Glossary term

Currency Risk

Currency risk is the chance that exchange-rate movements will reduce the value of foreign income, assets, or investments.

Updated

May 18, 2026

Read time

3 min read

What Is Currency Risk?

Currency risk is the chance that exchange-rate movements will reduce the value of foreign income, assets, or investments. It is also called exchange-rate risk. The risk appears whenever money is earned, spent, borrowed, invested, or valued in more than one currency.

For U.S. investors, currency risk often shows up when foreign stocks, bonds, funds, real estate, or business revenues are translated back into dollars. A strong foreign investment can still produce a weaker dollar return if the foreign currency falls.

Key Takeaways

  • Currency risk comes from changes in exchange rates between two currencies.
  • It affects international investments, foreign income, imports, exports, travel budgets, and overseas property.
  • A foreign asset's local return and the currency return can move in different directions.
  • Hedging can reduce currency risk, but it has costs and may remove upside from favorable currency moves.

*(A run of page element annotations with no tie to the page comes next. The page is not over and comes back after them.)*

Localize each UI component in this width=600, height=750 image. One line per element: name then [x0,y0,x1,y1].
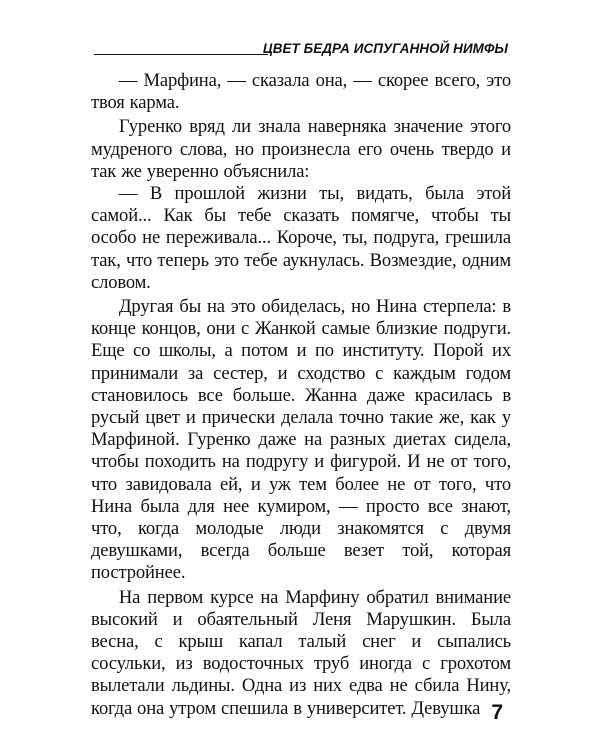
paragraph: Гуренко вряд ли знала наверняка значение этого мудреного слова, но произнесла его очень твердо и так же уверенно объяснила: [91,116,511,182]
paragraph: — В прошлой жизни ты, видать, была этой самой... Как бы тебе сказать помягче, чтобы ты особо не переживала... Короче, ты, подруга, грешила так, что теперь это тебе аукнулась. Возмездие, одним словом. [91,183,511,293]
running-title: ЦВЕТ БЕДРА ИСПУГАННОЙ НИМФЫ [262,41,508,56]
paragraph: На первом курсе на Марфину обратил внимание высокий и обаятельный Леня Марушкин. Была весна, с крыш капал талый снег и сыпались сосульки, из водосточных труб иногда с грохотом вылетали льдины. Одна из них едва не сбила Нину, когда она утром спешила в университет. Девушка [91,586,511,719]
paragraph: — Марфина, — сказала она, — скорее всего, это твоя карма. [91,70,511,114]
paragraph: Другая бы на это обиделась, но Нина стерпела: в конце концов, они с Жанкой самые близкие подруги. Еще со школы, а потом и по институту. Порой их принимали за сестер, и сходство с каждым годом становилось все больше. Жанна даже красилась в русый цвет и прически делала точно такие же, как у Марфиной. Гуренко даже на разных диетах сидела, чтобы походить на подругу и фигурой. И не от того, что завидовала ей, и уж тем более не от того, что Нина была для нее кумиром, — просто все знают, что, когда молодые люди знакомятся с двумя девушками, всегда больше везет той, которая постройнее. [91,296,511,584]
page-number: 7 [491,701,503,724]
header-rule [94,54,268,55]
body-text [91,70,511,720]
running-header [94,34,508,58]
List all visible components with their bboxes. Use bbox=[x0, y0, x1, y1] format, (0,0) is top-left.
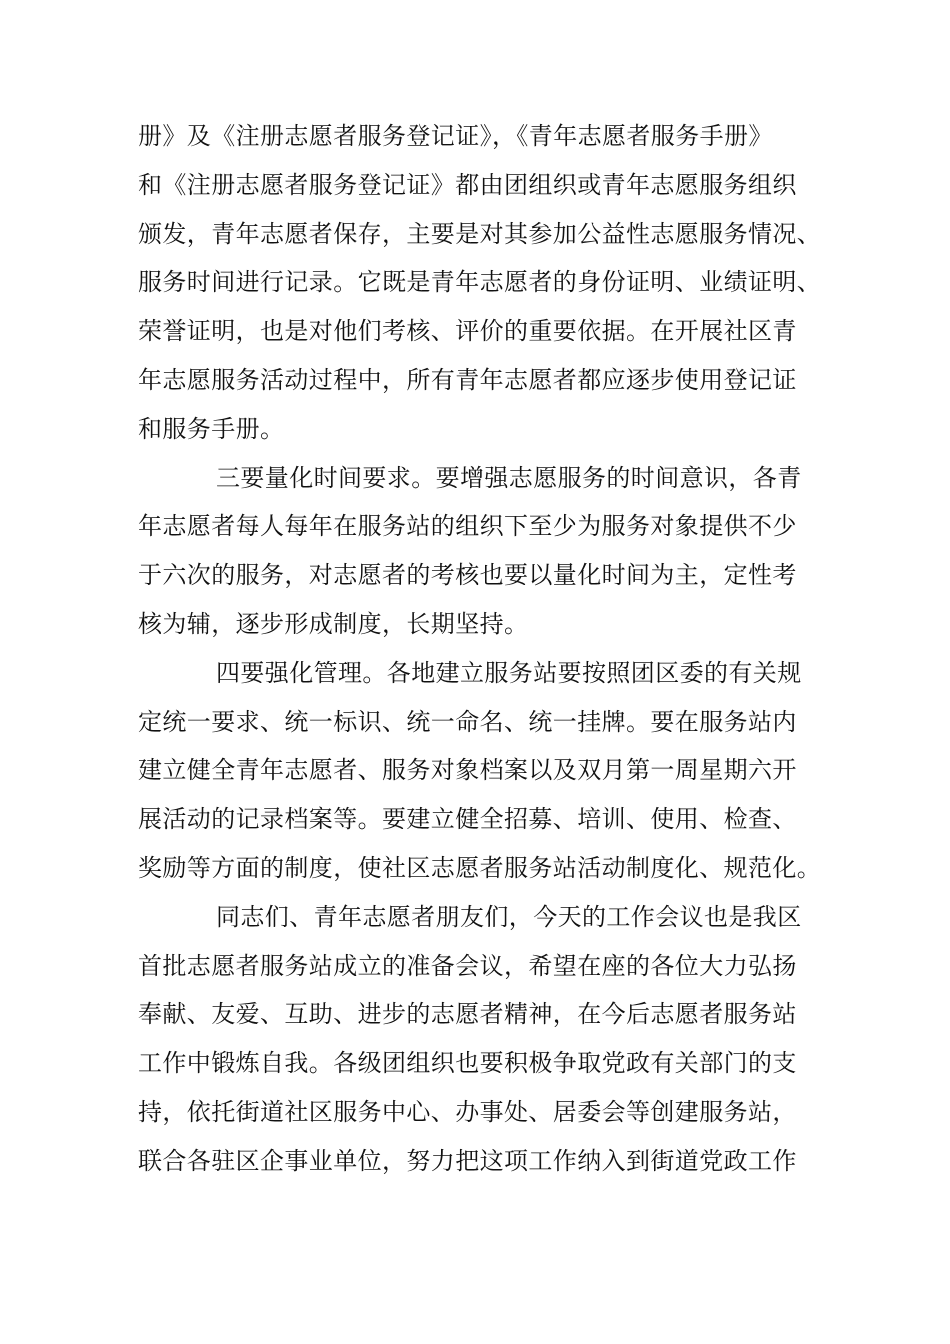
text-line: 荣誉证明，也是对他们考核、评价的重要依据。在开展社区青 bbox=[138, 317, 797, 346]
text-line: 于六次的服务，对志愿者的考核也要以量化时间为主，定性考 bbox=[138, 561, 797, 590]
text-line: 奖励等方面的制度，使社区志愿者服务站活动制度化、规范化。 bbox=[138, 853, 822, 882]
text-line: 首批志愿者服务站成立的准备会议，希望在座的各位大力弘扬 bbox=[138, 951, 797, 980]
text-line: 展活动的记录档案等。要建立健全招募、培训、使用、检查、 bbox=[138, 805, 797, 834]
text-line: 定统一要求、统一标识、统一命名、统一挂牌。要在服务站内 bbox=[138, 707, 797, 736]
text-line: 服务时间进行记录。它既是青年志愿者的身份证明、业绩证明、 bbox=[138, 268, 822, 297]
text-line: 持，依托街道社区服务中心、办事处、居委会等创建服务站， bbox=[138, 1097, 797, 1126]
text-line: 建立健全青年志愿者、服务对象档案以及双月第一周星期六开 bbox=[138, 756, 797, 785]
text-line: 奉献、友爱、互助、进步的志愿者精神，在今后志愿者服务站 bbox=[138, 1000, 797, 1029]
text-line: 年志愿服务活动过程中，所有青年志愿者都应逐步使用登记证 bbox=[138, 365, 797, 394]
text-line: 联合各驻区企事业单位，努力把这项工作纳入到街道党政工作 bbox=[138, 1146, 797, 1175]
text-line: 年志愿者每人每年在服务站的组织下至少为服务对象提供不少 bbox=[138, 512, 797, 541]
paragraph-first-line: 三要量化时间要求。要增强志愿服务的时间意识，各青 bbox=[216, 463, 802, 492]
text-line: 工作中锻炼自我。各级团组织也要积极争取党政有关部门的支 bbox=[138, 1049, 797, 1078]
paragraph-first-line: 四要强化管理。各地建立服务站要按照团区委的有关规 bbox=[216, 658, 802, 687]
text-line: 和《注册志愿者服务登记证》都由团组织或青年志愿服务组织 bbox=[138, 170, 797, 199]
text-line: 和服务手册。 bbox=[138, 414, 285, 443]
text-line: 颁发，青年志愿者保存，主要是对其参加公益性志愿服务情况、 bbox=[138, 219, 822, 248]
paragraph-first-line: 同志们、青年志愿者朋友们，今天的工作会议也是我区 bbox=[216, 902, 802, 931]
text-line: 核为辅，逐步形成制度，长期坚持。 bbox=[138, 609, 529, 638]
text-line: 册》及《注册志愿者服务登记证》，《青年志愿者服务手册》 bbox=[138, 122, 773, 150]
body-text bbox=[138, 112, 822, 1186]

How Exchange Rates Change Returns

Suppose a U.S. investor owns a European stock that rises 8% in euros. If the euro weakens against the dollar during the same period, the investor's dollar return may be lower than 8%, or even negative. If the euro strengthens, the dollar return may be higher than the local market return.

Currency risk can also affect businesses. An importer may face higher costs when the foreign currency strengthens. An exporter may become less competitive when the home currency strengthens. A multinational company may report translation gains or losses when foreign revenue is converted into the reporting currency.

Exposure

Currency Risk

Foreign stocks

Local share return may be reduced or boosted after conversion.

Foreign bonds

Coupon and principal payments depend on exchange rates.

Imports and exports

Profit margins can change with currency moves.

Foreign property

Sale value and expenses may shift in home-currency terms.

Hedged Versus Unhedged Exposure

Some funds hedge currency exposure using forwards or other instruments. Hedging aims to reduce the effect of currency moves on returns. That can make the investment behave more like the local asset return, but hedging is not free and may not be perfect.

Unhedged exposure leaves the currency movement in the return. That can add volatility, but it can also diversify or help when the foreign currency strengthens. The right approach depends on the asset, time horizon, cost, and reason for holding the foreign exposure.

Currency risk is especially important when the spending need is in one currency and the asset is in another. A retiree planning U.S. expenses from foreign assets faces a different risk than a long-term investor using global funds for diversification.

The Bottom Line

Currency risk is the risk that exchange rates change the value of foreign income, costs, or investments. International exposure is not only about the asset itself. The currency translation can meaningfully change the final return.